In the second scenario, also completed in vitro, the researchers reworked T-cells to home in on melanoma cells. Electroporation opened the gates for large amounts of genetic material to enter the cell. The authors said previous non-viral insertions had been confined to short segments of at most a few dozen bases - the letters that make up DNA code. The new technique inserted hundreds of bases.
Such a long chain allowed scientists to, essentially, gut-renovate a specific part of the T-cell.
T-cells have small protruding receptors, like feelers, that identify infectious invaders. Cancers such as melanoma can evade the detectors. The study authors replaced the T-cell receptor with feelers that sense melanoma cells. At the same time, the scientists kept the T-cell's original anti-invader powers intact.
"Its ability to kill, its ability to produce inflammatory proteins," Roth said, "we can harness all of that and direct it against exactly the [target] that we want it to."
The technology "really opens up the ability for us, as a community, to think about very creative and potentially unique ways to activate a T-cell," Ramsdell said.

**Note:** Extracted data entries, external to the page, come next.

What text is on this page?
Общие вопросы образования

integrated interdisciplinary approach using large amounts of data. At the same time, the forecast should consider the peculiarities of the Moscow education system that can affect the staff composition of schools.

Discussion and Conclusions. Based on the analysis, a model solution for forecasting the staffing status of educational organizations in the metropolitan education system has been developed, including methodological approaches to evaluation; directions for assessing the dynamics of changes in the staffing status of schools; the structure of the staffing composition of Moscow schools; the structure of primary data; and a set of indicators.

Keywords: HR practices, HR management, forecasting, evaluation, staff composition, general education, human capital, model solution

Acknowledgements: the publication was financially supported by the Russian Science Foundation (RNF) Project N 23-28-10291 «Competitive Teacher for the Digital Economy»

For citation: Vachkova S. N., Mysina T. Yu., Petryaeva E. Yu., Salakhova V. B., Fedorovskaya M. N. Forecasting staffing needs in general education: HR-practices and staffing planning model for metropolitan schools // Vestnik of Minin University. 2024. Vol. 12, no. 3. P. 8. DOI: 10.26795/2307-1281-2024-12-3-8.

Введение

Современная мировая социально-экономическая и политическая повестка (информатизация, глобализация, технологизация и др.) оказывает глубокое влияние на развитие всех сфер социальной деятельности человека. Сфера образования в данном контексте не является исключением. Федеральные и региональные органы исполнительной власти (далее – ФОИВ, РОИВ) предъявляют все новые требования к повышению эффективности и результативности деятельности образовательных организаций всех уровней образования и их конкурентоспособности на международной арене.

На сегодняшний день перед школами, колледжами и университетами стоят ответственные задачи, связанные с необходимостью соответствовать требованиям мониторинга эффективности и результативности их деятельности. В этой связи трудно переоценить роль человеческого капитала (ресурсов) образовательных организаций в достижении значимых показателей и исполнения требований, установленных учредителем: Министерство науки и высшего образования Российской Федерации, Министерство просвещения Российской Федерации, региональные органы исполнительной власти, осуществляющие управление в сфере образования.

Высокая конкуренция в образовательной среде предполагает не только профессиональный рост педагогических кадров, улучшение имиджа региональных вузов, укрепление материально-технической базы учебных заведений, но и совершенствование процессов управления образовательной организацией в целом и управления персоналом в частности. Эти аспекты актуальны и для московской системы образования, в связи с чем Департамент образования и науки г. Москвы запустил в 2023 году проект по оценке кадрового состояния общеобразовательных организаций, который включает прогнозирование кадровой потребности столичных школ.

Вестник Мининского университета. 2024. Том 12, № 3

Herold said it is too early to discuss cost, except to note that the therapies are not inexpensive. Current costs for gene therapy can be as high as $1 million for rare diseases. Treatment for more common diseases also can be expensive, with bills running in the six-figures.
Likewise, Ramsdell said predicting a timeline would be difficult: "We will begin to see this kind of technology brought forth in human clinical trials" in the next one to three years.